Etaamb.openjustice.be
Wet van 09 maart 2003
gepubliceerd op 22 juli 2003

Wet houdende instemming met het Verdrag nr. 132 betreffende vakantie met behoud van loon , aangenomen te Genève op 24 juni 1970 (1)

bron
federale overheidsdienst buitenlandse zaken, buitenlandse handel en ontwikkelingssamenwerking
numac
2003015050
pub.
22/07/2003
prom.
09/03/2003
ELI
eli/wet/2003/03/09/2003015050/staatsblad
staatsblad
https://www.ejustice.just.fgov.be/cgi/article_body(...)
Document Qrcode

9 MAART 2003. - Wet houdende instemming met het Verdrag nr. 132 betreffende vakantie met behoud van loon (herzien in 1970), aangenomen te Genève op 24 juni 1970 (1)


ALBERT II, Koning der Belgen, Aan allen die nu zijn en hierna wezen zullen, Onze Groet.

De Kamers hebben aangenomen en Wij bekrachtigen hetgeen volgt :

Artikel 1.Deze wet regelt een aangelegenheid als bedoeld in artikel 77 van de Grondwet.

Art. 2.Het Verdrag nr. 132 betreffende vakantie met behoud van loon (herzien in 1970), aangenomen te Genève op 24 juni 1970, zal volkomen gevolg hebben.

Kondigen deze wet af, bevelen dat zij met 's Lands zegel zal worden bekleed en door het Belgisch Staatsblad zal worden bekendgemaakt.

Gegeven te Brussel, 9 maart 2003.

ALBERT Van Koningswege : De Minister van Buitenlandse Zaken, L. MICHEL De Minister van Werkgelegenheid, Mevr.

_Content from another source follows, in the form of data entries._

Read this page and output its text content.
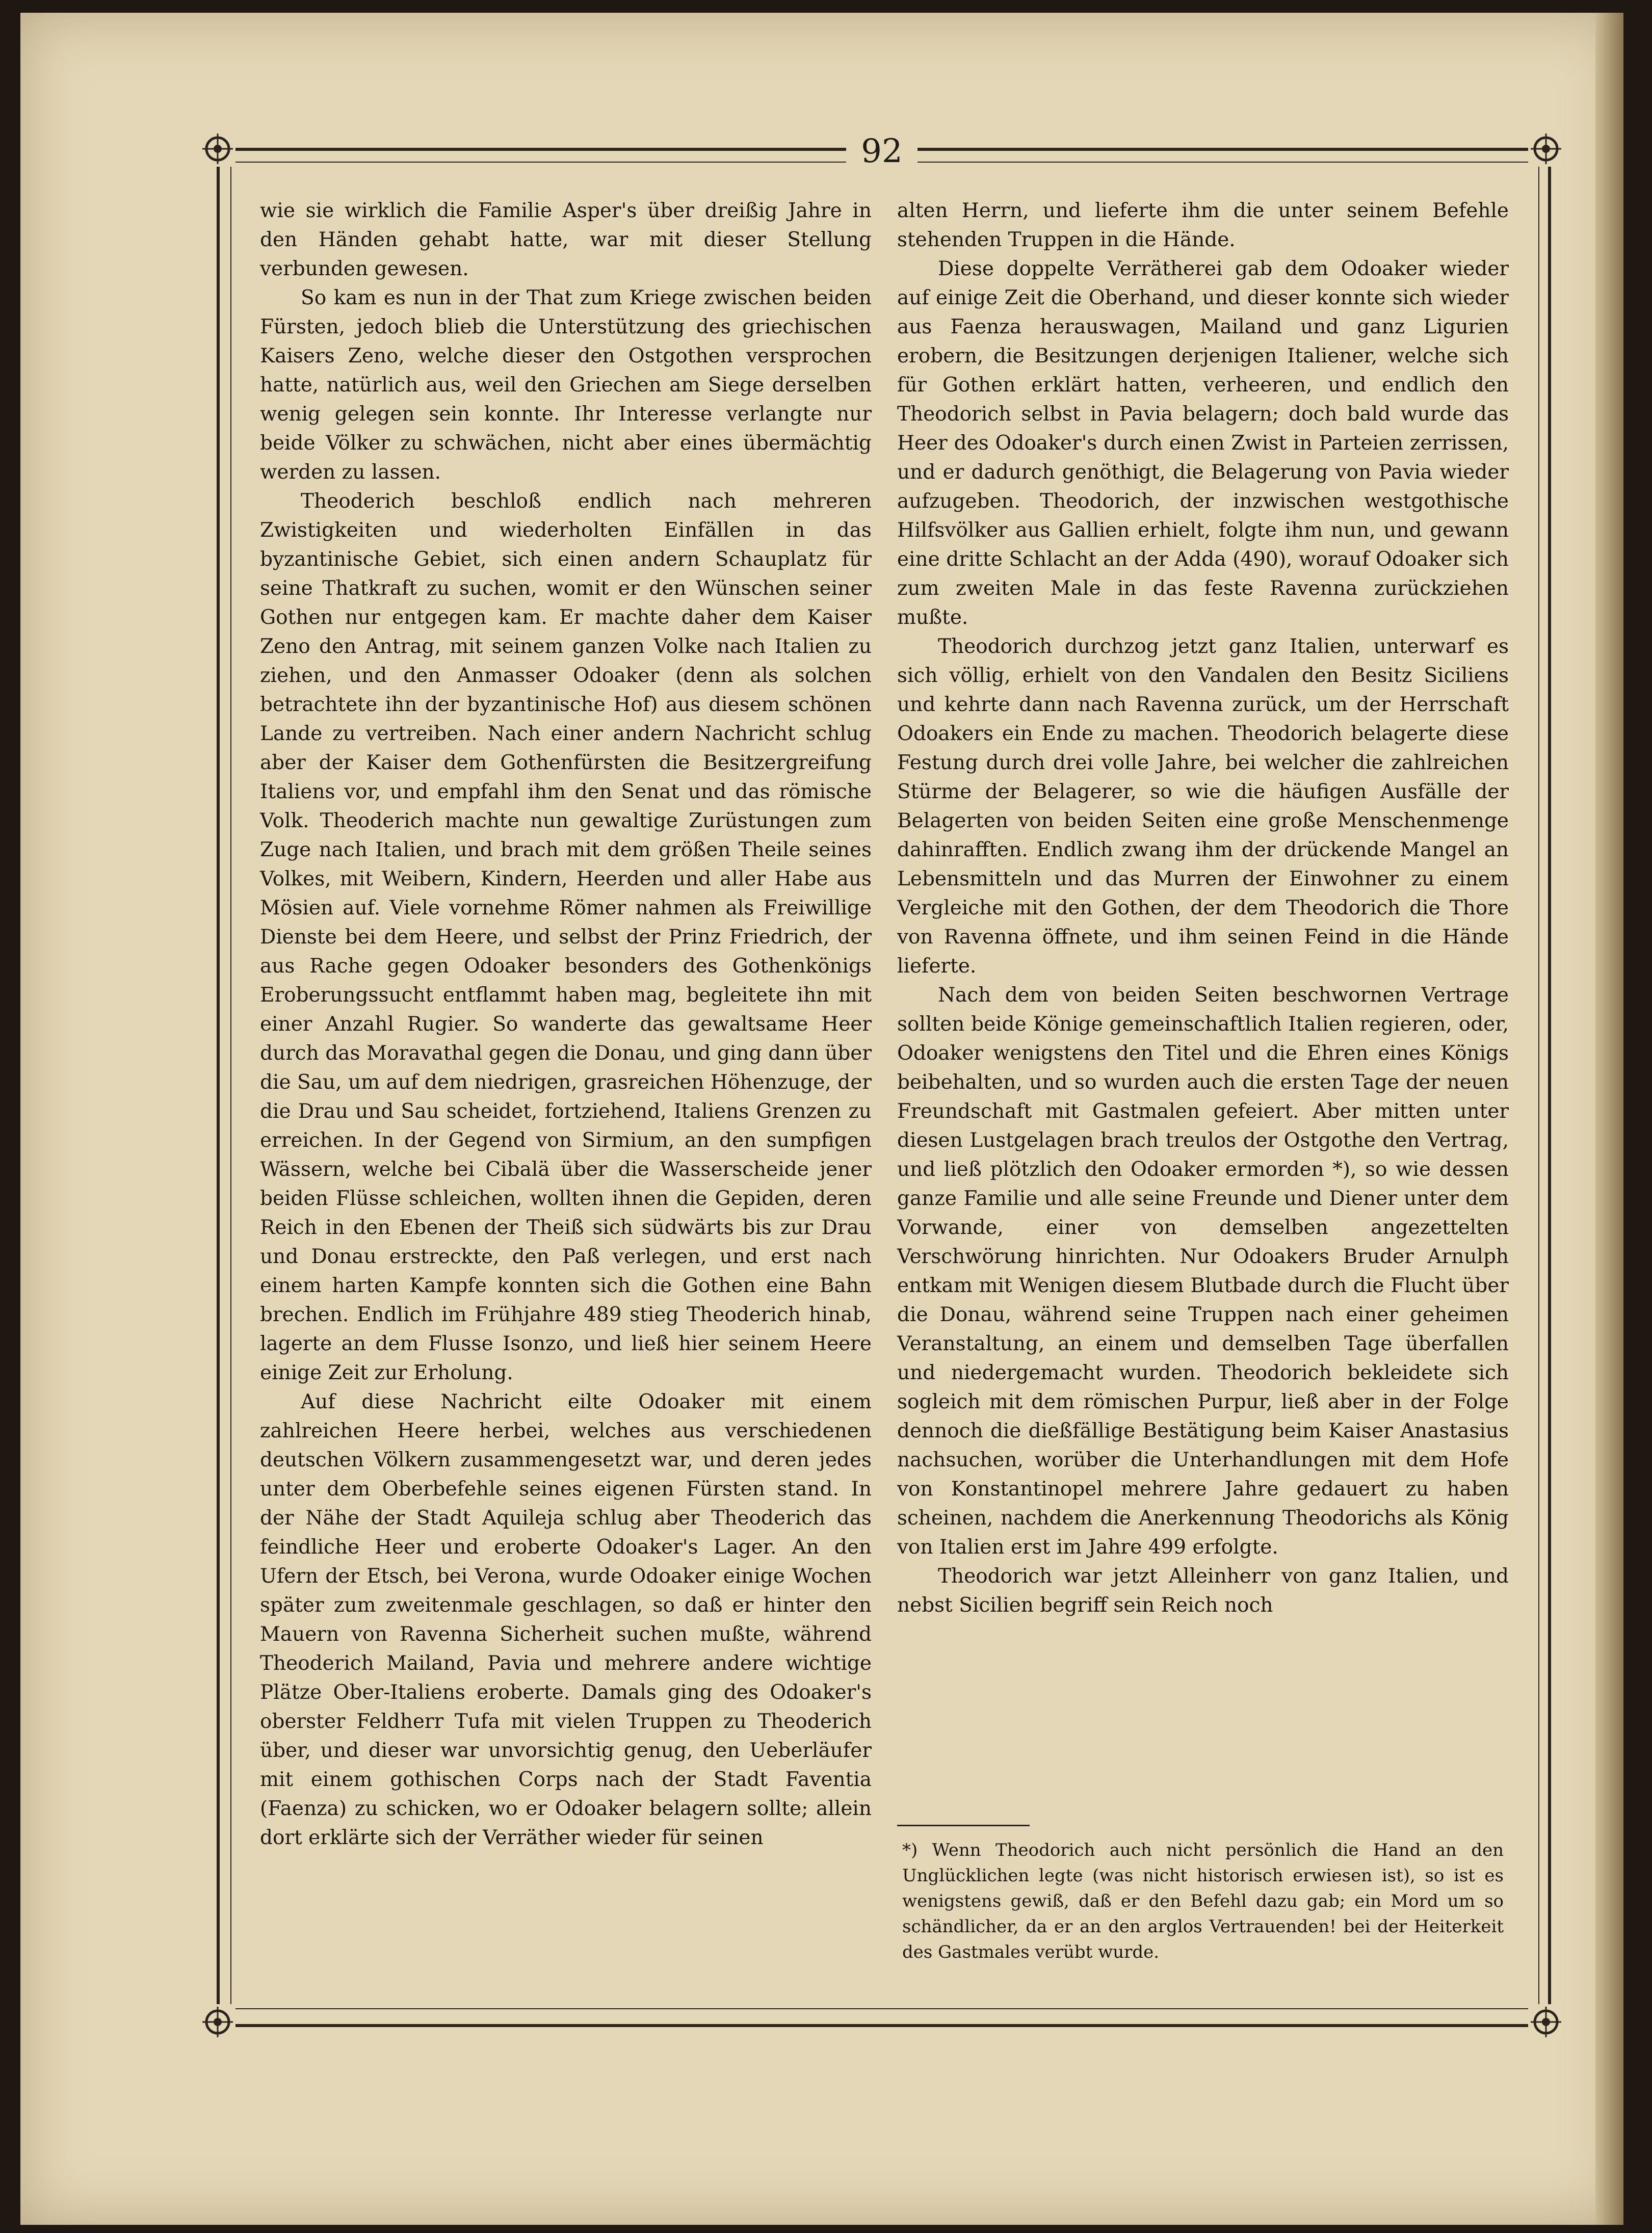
92

wie sie wirklich die Familie Asper's über dreißig Jahre in den Händen gehabt hatte, war mit dieser Stellung verbunden gewesen.

So kam es nun in der That zum Kriege zwischen beiden Fürsten, jedoch blieb die Unterstützung des griechischen Kaisers Zeno, welche dieser den Ostgothen versprochen hatte, natürlich aus, weil den Griechen am Siege derselben wenig gelegen sein konnte. Ihr Interesse verlangte nur beide Völker zu schwächen, nicht aber eines übermächtig werden zu lassen.

Theoderich beschloß endlich nach mehreren Zwistigkeiten und wiederholten Einfällen in das byzantinische Gebiet, sich einen andern Schauplatz für seine Thatkraft zu suchen, womit er den Wünschen seiner Gothen nur entgegen kam. Er machte daher dem Kaiser Zeno den Antrag, mit seinem ganzen Volke nach Italien zu ziehen, und den Anmasser Odoaker (denn als solchen betrachtete ihn der byzantinische Hof) aus diesem schönen Lande zu vertreiben. Nach einer andern Nachricht schlug aber der Kaiser dem Gothenfürsten die Besitzergreifung Italiens vor, und empfahl ihm den Senat und das römische Volk. Theoderich machte nun gewaltige Zurüstungen zum Zuge nach Italien, und brach mit dem größen Theile seines Volkes, mit Weibern, Kindern, Heerden und aller Habe aus Mösien auf. Viele vornehme Römer nahmen als Freiwillige Dienste bei dem Heere, und selbst der Prinz Friedrich, der aus Rache gegen Odoaker besonders des Gothenkönigs Eroberungssucht entflammt haben mag, begleitete ihn mit einer Anzahl Rugier. So wanderte das gewaltsame Heer durch das Moravathal gegen die Donau, und ging dann über die Sau, um auf dem niedrigen, grasreichen Höhenzuge, der die Drau und Sau scheidet, fortziehend, Italiens Grenzen zu erreichen. In der Gegend von Sirmium, an den sumpfigen Wässern, welche bei Cibalä über die Wasserscheide jener beiden Flüsse schleichen, wollten ihnen die Gepiden, deren Reich in den Ebenen der Theiß sich südwärts bis zur Drau und Donau erstreckte, den Paß verlegen, und erst nach einem harten Kampfe konnten sich die Gothen eine Bahn brechen. Endlich im Frühjahre 489 stieg Theoderich hinab, lagerte an dem Flusse Isonzo, und ließ hier seinem Heere einige Zeit zur Erholung.

Auf diese Nachricht eilte Odoaker mit einem zahlreichen Heere herbei, welches aus verschiedenen deutschen Völkern zusammengesetzt war, und deren jedes unter dem Oberbefehle seines eigenen Fürsten stand. In der Nähe der Stadt Aquileja schlug aber Theoderich das feindliche Heer und eroberte Odoaker's Lager. An den Ufern der Etsch, bei Verona, wurde Odoaker einige Wochen später zum zweitenmale geschlagen, so daß er hinter den Mauern von Ravenna Sicherheit suchen mußte, während Theoderich Mailand, Pavia und mehrere andere wichtige Plätze Ober-Italiens eroberte. Damals ging des Odoaker's oberster Feldherr Tufa mit vielen Truppen zu Theoderich über, und dieser war unvorsichtig genug, den Ueberläufer mit einem gothischen Corps nach der Stadt Faventia (Faenza) zu schicken, wo er Odoaker belagern sollte; allein dort erklärte sich der Verräther wieder für seinen

alten Herrn, und lieferte ihm die unter seinem Befehle stehenden Truppen in die Hände.

Diese doppelte Verrätherei gab dem Odoaker wieder auf einige Zeit die Oberhand, und dieser konnte sich wieder aus Faenza herauswagen, Mailand und ganz Ligurien erobern, die Besitzungen derjenigen Italiener, welche sich für Gothen erklärt hatten, verheeren, und endlich den Theodorich selbst in Pavia belagern; doch bald wurde das Heer des Odoaker's durch einen Zwist in Parteien zerrissen, und er dadurch genöthigt, die Belagerung von Pavia wieder aufzugeben. Theodorich, der inzwischen westgothische Hilfsvölker aus Gallien erhielt, folgte ihm nun, und gewann eine dritte Schlacht an der Adda (490), worauf Odoaker sich zum zweiten Male in das feste Ravenna zurückziehen mußte.

Theodorich durchzog jetzt ganz Italien, unterwarf es sich völlig, erhielt von den Vandalen den Besitz Siciliens und kehrte dann nach Ravenna zurück, um der Herrschaft Odoakers ein Ende zu machen. Theodorich belagerte diese Festung durch drei volle Jahre, bei welcher die zahlreichen Stürme der Belagerer, so wie die häufigen Ausfälle der Belagerten von beiden Seiten eine große Menschenmenge dahinrafften. Endlich zwang ihm der drückende Mangel an Lebensmitteln und das Murren der Einwohner zu einem Vergleiche mit den Gothen, der dem Theodorich die Thore von Ravenna öffnete, und ihm seinen Feind in die Hände lieferte.

Nach dem von beiden Seiten beschwornen Vertrage sollten beide Könige gemeinschaftlich Italien regieren, oder, Odoaker wenigstens den Titel und die Ehren eines Königs beibehalten, und so wurden auch die ersten Tage der neuen Freundschaft mit Gastmalen gefeiert. Aber mitten unter diesen Lustgelagen brach treulos der Ostgothe den Vertrag, und ließ plötzlich den Odoaker ermorden *), so wie dessen ganze Familie und alle seine Freunde und Diener unter dem Vorwande, einer von demselben angezettelten Verschwörung hinrichten. Nur Odoakers Bruder Arnulph entkam mit Wenigen diesem Blutbade durch die Flucht über die Donau, während seine Truppen nach einer geheimen Veranstaltung, an einem und demselben Tage überfallen und niedergemacht wurden. Theodorich bekleidete sich sogleich mit dem römischen Purpur, ließ aber in der Folge dennoch die dießfällige Bestätigung beim Kaiser Anastasius nachsuchen, worüber die Unterhandlungen mit dem Hofe von Konstantinopel mehrere Jahre gedauert zu haben scheinen, nachdem die Anerkennung Theodorichs als König von Italien erst im Jahre 499 erfolgte.

Theodorich war jetzt Alleinherr von ganz Italien, und nebst Sicilien begriff sein Reich noch

*) Wenn Theodorich auch nicht persönlich die Hand an den Unglücklichen legte (was nicht historisch erwiesen ist), so ist es wenigstens gewiß, daß er den Befehl dazu gab; ein Mord um so schändlicher, da er an den arglos Vertrauenden! bei der Heiterkeit des Gastmales verübt wurde.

L. ONKELINX De Minister van Sociale Zaken en Pensioenen, F. VANDENBROUKE De Minister van Ambtenarenzaken, L. VAN DEN BOSSCHE Met 's Lands zegel gezegeld : De Minister van Justitie, M. VERWILGHEN _______ Nota's (1) Zitting 2001-2003 : Senaat Documenten.- Ontwerp van wet ingediend op 27 september 2002, nr. 2-1284/1. - Verslag namens de commissie, nr. 2-1284/2.

Parlementaire Handelingen . - Bespreking, vergadering van 28 november 2002.

Stemming, vergadering van 28 november 2002.

Zitting 2002-2003 Kamer Documenten. - Ontwerp overgezonden door de Senaat, nr. 50-2161/1. - Tekst aangenomen in plenaire vergadering en aan de Koning ter bekrachtiging voorgelegd, nr. 50-2161/2.

Parlementaire Handelingen . - Bespreking, vergadering van 13 december 2002. - Stemming, vergadering van 13 december 2002. VERDRAG BETREFFENDE VAKANTIE MET BEHOUD VAN LOON (HERZIEN IN 1970) De Algemene Conferentie van de Internationale Arbeidsorganisatie, Bijeengeroepen te Genève door de Raad van Beheer van het Internationaal Arbeidsbureau, aldaar bijeengekomen op 3 juni 1970 in haar vierenvijftigste zitting, en Besloten hebbende tot het aannemen van bepaalde voorstellen met betrekking tot vakantie met behoud van loon, als vierde punt op de agenda van de zitting geplaatst, en Vastgesteld hebbende dat deze voorstellen de vorm van een Internationaal Arbeidsverdrag dienen te krijgen, neemt heden, 24 juni 1970 het volgende Verdrag aan, dat kan worden aangehaald als « Verdrag betreffende de jaarlijkse vakantie met behoud van loon (herzien), 1970 » : Artikel 1 De bepalingen van dit Verdrag, voorzover hieraan niet op andere wijze uitvoering is gegeven door collectieve overeenkomsten, scheidsrechterlijke en rechterlijke uitspraken, wettelijk voorgeschreven procedures voor vaststelling van het loon, of op zodanige andere wijze als verenigbaar met nationale gebruiken of dienstig in verband met nationale omstandigheden, dienen te worden uitgevoerd krachtens nationale wetten of voorschriften.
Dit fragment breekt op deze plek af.